Passando pela calçada, olhei de relance para dentro do estabelecimento. Azulejos verdes-claros subiam até metade da parede. Havia um balcão de doces, uma mesa com xícaras e garrafa térmica. Em milésimos de segundo de trabalho conjunto, o cristalino, a retina e o cérebro formaram a imagem que me pareceu a mistura de Loja Granado com armazém de secos e molhados. Entrei.

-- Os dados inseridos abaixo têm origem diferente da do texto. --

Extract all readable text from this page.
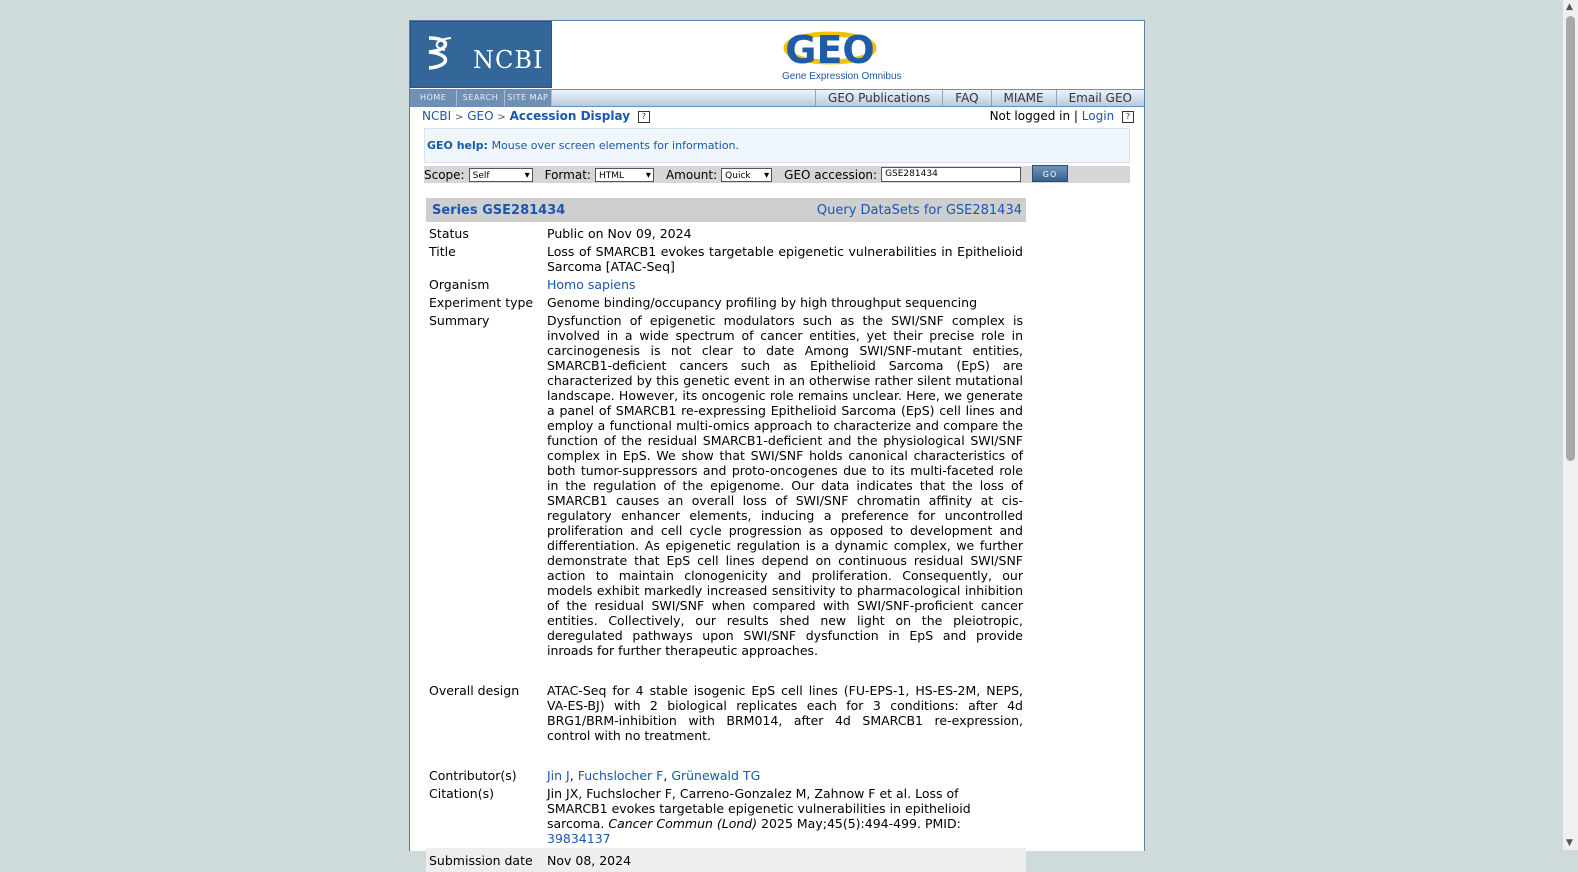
NCBI	GEO
Gene Expression Omnibus
HOME	SEARCH	SITE MAP	GEO Publications	FAQ	MIAME	Email GEO
NCBI > GEO > Accession Display ?	Not logged in | Login ?
GEO help: Mouse over screen elements for information.
Scope: Self ▾	Format: HTML ▾	Amount: Quick ▾	GEO accession: GSE281434	GO
Series GSE281434	Query DataSets for GSE281434
Status	Public on Nov 09, 2024
Title	Loss of SMARCB1 evokes targetable epigenetic vulnerabilities in Epithelioid Sarcoma [ATAC-Seq]
Organism	Homo sapiens
Experiment type	Genome binding/occupancy profiling by high throughput sequencing
Summary	Dysfunction of epigenetic modulators such as the SWI/SNF complex is involved in a wide spectrum of cancer entities, yet their precise role in carcinogenesis is not clear to date Among SWI/SNF-mutant entities, SMARCB1-deficient cancers such as Epithelioid Sarcoma (EpS) are characterized by this genetic event in an otherwise rather silent mutational landscape. However, its oncogenic role remains unclear. Here, we generate a panel of SMARCB1 re-expressing Epithelioid Sarcoma (EpS) cell lines and employ a functional multi-omics approach to characterize and compare the function of the residual SMARCB1-deficient and the physiological SWI/SNF complex in EpS. We show that SWI/SNF holds canonical characteristics of both tumor-suppressors and proto-oncogenes due to its multi-faceted role in the regulation of the epigenome. Our data indicates that the loss of SMARCB1 causes an overall loss of SWI/SNF chromatin affinity at cis-regulatory enhancer elements, inducing a preference for uncontrolled proliferation and cell cycle progression as opposed to development and differentiation. As epigenetic regulation is a dynamic complex, we further demonstrate that EpS cell lines depend on continuous residual SWI/SNF action to maintain clonogenicity and proliferation. Consequently, our models exhibit markedly increased sensitivity to pharmacological inhibition of the residual SWI/SNF when compared with SWI/SNF-proficient cancer entities. Collectively, our results shed new light on the pleiotropic, deregulated pathways upon SWI/SNF dysfunction in EpS and provide inroads for further therapeutic approaches.
Overall design	ATAC-Seq for 4 stable isogenic EpS cell lines (FU-EPS-1, HS-ES-2M, NEPS, VA-ES-BJ) with 2 biological replicates each for 3 conditions: after 4d BRG1/BRM-inhibition with BRM014, after 4d SMARCB1 re-expression, control with no treatment.
Contributor(s)	Jin J, Fuchslocher F, Grünewald TG
Citation(s)	Jin JX, Fuchslocher F, Carreno-Gonzalez M, Zahnow F et al. Loss of SMARCB1 evokes targetable epigenetic vulnerabilities in epithelioid sarcoma. Cancer Commun (Lond) 2025 May;45(5):494-499. PMID: 39834137
Submission date	Nov 08, 2024
▲
▼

A única pessoa lá dentro era um homem velho de cabelos
inteiramente brancos e penteados à perfeição para o lado. Usava máscara. Achei
estranho que estivesse sentado em um banquinho de madeira no centro da loja e
não posicionado atrás do balcão. Assim que me viu entrar, baixou as
sobrancelhas numa clara expressão de desgosto. Pedi um café. O velho aproximou
do ouvido uma das mãos em forma de concha. Falei mais alto e ele então retirou
da orelha uma das alças da máscara como se isso pudesse facilitar a compreensão
do que eu falava. Nossa falta de entendimento já estava decretada. Eu podia ter
desistido, algumas causas são compreensivelmente renunciáveis, mas eu insisti.
Em determinado momento, o velho balançou o braço e a mão em sinal negativo, o
que funcionou como uma expulsão. Saí incrédulo e com o tipo de ressentimento
que só o consumidor enxovalhado é capaz de sentir.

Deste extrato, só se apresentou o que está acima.